I’ve had a bit of an obsession with Detroit over the past few years.

It’s perfectly natural. Not only was I born there (well, in the suburbs, anyway), but the city is a fascinating natural laboratory for me as a geographer. All sorts of things are happening in Detroit that don’t seem to be happening in many, if any, other places.

The best-known of those is the city’s depopulation trend. That’s been happening for a while now, but over the first decade of the 21st century, just as we started to read stories about how Detroit had turned a corner after 40 years or so and was finally ready for a comeback, the bottom fell out. In 2000, the city had just under a million residents and was the tenth-largest city in the US by population. By 2010, Detroit’s population cratered to 713,777 – a 25% decline in a single decade.

Detroit is now this country’s 18th-largest city. It has fewer people than Jacksonville, Florida, or Columbus, Ohio, or Charlotte, North Carolina. In 1950, it had nearly 1.9 million people and was the fifth-largest city in the US. It’s the only American city ever to pass the one-million-resident barrier in both directions.

This kind of population loss is stunning, and the obvious question to ask is why it is happening at all. There are all kinds of reasons, but the purpose of this post isn’t to explore them. Instead, it’s to call attention to a map I made that illustrates the declining density in the Detroit region over a span of four decades.

When you watch it happen on the map, it’s really kind of shocking how dramatic the city’s depopulation has been. Zoom in on the city itself and click the time-lapse button a couple of times (you have to run through it once before the layers will load and unload smoothly). You can just see how there were still some red (i.e., high density) Census tracts in 2000, and how they almost completely disappeared from the entire map by 2010. Contrast that with the amount of red on the 1970 map: most of the tracts within the city were high-density tracts back then.

One thing about this data that catches my eye is that the population of the larger Detroit region – which I have arbitrarily defined here as Macomb, Monroe, Oakland, Washtenaw and Wayne counties – doesn’t change that much between 1970 (about 4.5 million) and 2010 (about 4.3 million). In fact, 2010 isn’t even the low-water mark for the region’s population over this period: That would be 1990, when the population was about 4,329,000.

Given the state of Michigan’s economy, we might have expected to see a decline in Detroit Metro’s population between 2000 and 2010, and we did: the regional population declined by about 160,000 over that time. But don’t forget that the city of Detroit lost just under 240,000 people during that decade. That means that the non-city-of-Detroit part of the region actually gained 80,000 people during that timeframe. You can kind of see it if you look at a wide view of the map and switch between 2000 and 2010. A handful of Census tracts in the exurbs switch from blue to purple or from green to blue.

Still, even if we assume that every one of those 80,000 new suburban residents moved out of Detroit itself during the decade, that leaves about 160,000 more who not only left the city, but left the entire area. Looking at this map, and at the Census data that drives it, we can’t say that this is just another round of the same suburban flight Detroit’s been enduring for decades. This tells me that people are just bugging out completely, leaving not just the city but the entire region.

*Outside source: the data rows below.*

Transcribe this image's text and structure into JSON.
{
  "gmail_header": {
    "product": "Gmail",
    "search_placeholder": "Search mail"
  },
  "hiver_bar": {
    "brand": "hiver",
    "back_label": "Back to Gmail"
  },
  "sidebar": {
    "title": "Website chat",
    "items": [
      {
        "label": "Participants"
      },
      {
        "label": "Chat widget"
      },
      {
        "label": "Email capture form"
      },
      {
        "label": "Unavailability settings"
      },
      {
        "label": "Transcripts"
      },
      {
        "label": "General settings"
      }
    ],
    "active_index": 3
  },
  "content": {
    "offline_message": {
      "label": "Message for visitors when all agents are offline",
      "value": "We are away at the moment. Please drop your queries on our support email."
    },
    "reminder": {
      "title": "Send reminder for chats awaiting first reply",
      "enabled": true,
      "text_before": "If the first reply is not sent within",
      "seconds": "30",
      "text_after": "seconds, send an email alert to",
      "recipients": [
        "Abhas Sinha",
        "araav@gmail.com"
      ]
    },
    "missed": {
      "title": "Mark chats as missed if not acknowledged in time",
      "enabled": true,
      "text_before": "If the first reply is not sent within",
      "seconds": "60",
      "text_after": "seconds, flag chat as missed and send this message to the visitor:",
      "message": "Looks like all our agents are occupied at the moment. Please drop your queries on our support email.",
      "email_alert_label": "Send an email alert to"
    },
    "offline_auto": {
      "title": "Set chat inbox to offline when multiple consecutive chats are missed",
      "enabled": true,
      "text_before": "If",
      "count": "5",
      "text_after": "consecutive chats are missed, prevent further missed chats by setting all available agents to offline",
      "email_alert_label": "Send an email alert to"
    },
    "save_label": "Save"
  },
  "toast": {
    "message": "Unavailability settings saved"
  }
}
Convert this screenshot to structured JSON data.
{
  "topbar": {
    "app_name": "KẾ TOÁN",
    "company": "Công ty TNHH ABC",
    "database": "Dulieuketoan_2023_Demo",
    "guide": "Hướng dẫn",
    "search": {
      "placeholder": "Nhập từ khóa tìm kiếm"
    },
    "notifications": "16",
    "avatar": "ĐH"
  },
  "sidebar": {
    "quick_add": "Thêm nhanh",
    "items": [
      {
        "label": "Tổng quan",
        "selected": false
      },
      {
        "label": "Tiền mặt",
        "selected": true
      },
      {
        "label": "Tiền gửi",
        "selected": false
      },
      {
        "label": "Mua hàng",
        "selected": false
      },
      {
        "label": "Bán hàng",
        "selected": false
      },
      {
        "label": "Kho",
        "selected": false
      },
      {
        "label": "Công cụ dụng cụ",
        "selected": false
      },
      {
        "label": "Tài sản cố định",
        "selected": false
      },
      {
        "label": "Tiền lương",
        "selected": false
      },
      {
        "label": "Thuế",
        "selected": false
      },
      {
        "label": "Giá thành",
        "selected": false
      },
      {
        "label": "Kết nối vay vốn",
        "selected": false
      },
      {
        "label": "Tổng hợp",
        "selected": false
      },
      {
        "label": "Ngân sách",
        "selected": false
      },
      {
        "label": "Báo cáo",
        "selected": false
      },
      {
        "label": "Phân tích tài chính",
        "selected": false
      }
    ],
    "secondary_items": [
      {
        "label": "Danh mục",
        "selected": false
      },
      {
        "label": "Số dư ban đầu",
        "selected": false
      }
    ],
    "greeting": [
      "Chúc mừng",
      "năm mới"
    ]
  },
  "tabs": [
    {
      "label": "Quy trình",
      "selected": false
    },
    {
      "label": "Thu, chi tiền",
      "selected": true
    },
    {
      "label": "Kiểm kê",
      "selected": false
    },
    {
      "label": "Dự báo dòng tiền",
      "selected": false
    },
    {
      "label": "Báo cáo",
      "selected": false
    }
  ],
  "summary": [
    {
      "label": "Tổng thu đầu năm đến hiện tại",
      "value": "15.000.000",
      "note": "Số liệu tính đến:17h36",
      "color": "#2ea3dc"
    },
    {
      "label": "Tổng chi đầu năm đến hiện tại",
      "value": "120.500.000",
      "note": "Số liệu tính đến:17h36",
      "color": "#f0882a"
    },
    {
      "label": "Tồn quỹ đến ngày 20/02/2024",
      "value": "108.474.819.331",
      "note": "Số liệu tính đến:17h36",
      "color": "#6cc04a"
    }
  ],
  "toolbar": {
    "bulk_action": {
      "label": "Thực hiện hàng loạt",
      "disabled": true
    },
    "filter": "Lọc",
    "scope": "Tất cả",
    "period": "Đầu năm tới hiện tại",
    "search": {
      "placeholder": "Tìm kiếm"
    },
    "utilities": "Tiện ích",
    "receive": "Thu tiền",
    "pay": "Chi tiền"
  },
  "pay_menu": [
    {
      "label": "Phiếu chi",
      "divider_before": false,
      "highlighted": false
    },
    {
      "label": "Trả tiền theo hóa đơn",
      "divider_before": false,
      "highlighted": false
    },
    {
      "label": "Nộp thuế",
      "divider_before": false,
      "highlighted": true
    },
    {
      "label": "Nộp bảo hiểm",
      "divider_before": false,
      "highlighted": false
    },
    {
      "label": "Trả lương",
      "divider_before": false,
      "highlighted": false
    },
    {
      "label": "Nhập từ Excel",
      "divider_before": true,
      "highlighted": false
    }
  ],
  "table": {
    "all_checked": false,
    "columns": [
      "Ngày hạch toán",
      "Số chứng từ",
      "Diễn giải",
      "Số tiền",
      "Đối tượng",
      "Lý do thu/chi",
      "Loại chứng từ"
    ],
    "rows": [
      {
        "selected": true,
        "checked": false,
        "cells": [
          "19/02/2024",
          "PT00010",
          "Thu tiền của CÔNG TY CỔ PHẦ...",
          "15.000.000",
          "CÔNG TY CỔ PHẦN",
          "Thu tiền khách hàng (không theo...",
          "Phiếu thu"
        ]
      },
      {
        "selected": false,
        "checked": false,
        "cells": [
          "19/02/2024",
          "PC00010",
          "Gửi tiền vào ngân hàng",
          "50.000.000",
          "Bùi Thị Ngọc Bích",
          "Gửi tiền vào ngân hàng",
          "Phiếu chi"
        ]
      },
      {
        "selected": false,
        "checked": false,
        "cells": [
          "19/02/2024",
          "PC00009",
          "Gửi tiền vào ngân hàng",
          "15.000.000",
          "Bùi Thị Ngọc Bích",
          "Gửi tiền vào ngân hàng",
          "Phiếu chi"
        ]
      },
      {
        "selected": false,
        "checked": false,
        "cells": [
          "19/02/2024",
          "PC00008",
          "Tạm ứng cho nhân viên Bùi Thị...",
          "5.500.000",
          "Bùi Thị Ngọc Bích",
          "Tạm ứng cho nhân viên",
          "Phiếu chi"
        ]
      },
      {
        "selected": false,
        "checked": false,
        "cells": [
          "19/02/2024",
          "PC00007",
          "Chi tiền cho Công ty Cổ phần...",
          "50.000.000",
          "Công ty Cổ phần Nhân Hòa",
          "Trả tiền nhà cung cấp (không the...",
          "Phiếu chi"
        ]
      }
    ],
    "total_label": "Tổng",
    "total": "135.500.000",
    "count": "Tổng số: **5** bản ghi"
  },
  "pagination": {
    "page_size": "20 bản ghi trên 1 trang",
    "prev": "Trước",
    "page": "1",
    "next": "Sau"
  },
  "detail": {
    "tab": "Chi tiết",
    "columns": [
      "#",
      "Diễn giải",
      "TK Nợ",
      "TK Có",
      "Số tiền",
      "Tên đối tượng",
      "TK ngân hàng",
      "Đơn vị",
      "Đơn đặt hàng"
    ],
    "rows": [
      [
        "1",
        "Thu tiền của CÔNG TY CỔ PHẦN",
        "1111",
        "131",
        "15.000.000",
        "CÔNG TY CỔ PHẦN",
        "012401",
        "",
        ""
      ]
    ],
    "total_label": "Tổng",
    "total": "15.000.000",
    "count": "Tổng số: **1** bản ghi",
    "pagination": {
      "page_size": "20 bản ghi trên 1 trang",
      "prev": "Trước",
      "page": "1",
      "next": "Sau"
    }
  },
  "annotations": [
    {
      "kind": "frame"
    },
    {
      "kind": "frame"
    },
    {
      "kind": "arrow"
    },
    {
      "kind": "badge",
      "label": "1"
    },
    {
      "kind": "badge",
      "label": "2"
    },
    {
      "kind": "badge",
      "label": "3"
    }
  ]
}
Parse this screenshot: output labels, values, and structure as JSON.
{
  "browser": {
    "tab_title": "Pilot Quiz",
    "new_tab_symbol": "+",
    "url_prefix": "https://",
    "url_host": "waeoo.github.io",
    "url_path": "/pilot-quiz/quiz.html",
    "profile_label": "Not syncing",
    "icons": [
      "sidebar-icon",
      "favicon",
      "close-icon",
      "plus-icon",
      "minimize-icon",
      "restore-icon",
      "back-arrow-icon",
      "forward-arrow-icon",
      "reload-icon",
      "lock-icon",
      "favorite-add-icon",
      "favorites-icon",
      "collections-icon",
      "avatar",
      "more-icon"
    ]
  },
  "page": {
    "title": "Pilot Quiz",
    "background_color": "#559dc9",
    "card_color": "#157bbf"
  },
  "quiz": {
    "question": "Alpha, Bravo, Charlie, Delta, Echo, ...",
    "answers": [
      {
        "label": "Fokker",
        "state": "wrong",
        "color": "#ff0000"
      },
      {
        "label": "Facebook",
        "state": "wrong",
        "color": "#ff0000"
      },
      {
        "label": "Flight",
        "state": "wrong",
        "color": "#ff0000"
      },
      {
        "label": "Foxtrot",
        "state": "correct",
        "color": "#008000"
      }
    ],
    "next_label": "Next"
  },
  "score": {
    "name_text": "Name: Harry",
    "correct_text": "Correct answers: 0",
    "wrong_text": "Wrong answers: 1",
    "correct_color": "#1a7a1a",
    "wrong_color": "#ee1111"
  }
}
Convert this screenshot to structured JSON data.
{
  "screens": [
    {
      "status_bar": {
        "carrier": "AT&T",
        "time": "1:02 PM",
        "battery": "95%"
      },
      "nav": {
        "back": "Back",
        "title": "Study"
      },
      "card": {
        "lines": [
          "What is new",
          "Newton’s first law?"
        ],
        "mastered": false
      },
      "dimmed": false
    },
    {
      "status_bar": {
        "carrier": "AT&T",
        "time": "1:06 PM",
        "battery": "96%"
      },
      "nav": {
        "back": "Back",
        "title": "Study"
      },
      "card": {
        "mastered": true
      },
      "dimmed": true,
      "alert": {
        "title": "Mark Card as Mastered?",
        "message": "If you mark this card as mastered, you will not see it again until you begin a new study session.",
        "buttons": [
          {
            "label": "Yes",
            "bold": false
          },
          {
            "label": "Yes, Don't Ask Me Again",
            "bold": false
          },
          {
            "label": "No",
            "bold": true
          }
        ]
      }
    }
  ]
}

Detroit’s suburbs have always been much more affluent than the city itself, and in the past they’ve been able to pick up the slack and create both jobs and wealth when the inner city couldn’t. But in stark contrast to times past, these sprawling suburbs just couldn’t absorb the huge numbers of people leaving Detroit over the last decade. To me, that’s a bad sign for the region.

I don’t really see how a city can lose 25% of its population and be healthy. It’s possible that Detroit is now at its optimal size, but I’m going to wait for some concrete results before I’ll believe that the city has finally risen, phoenix-like, from the ashes.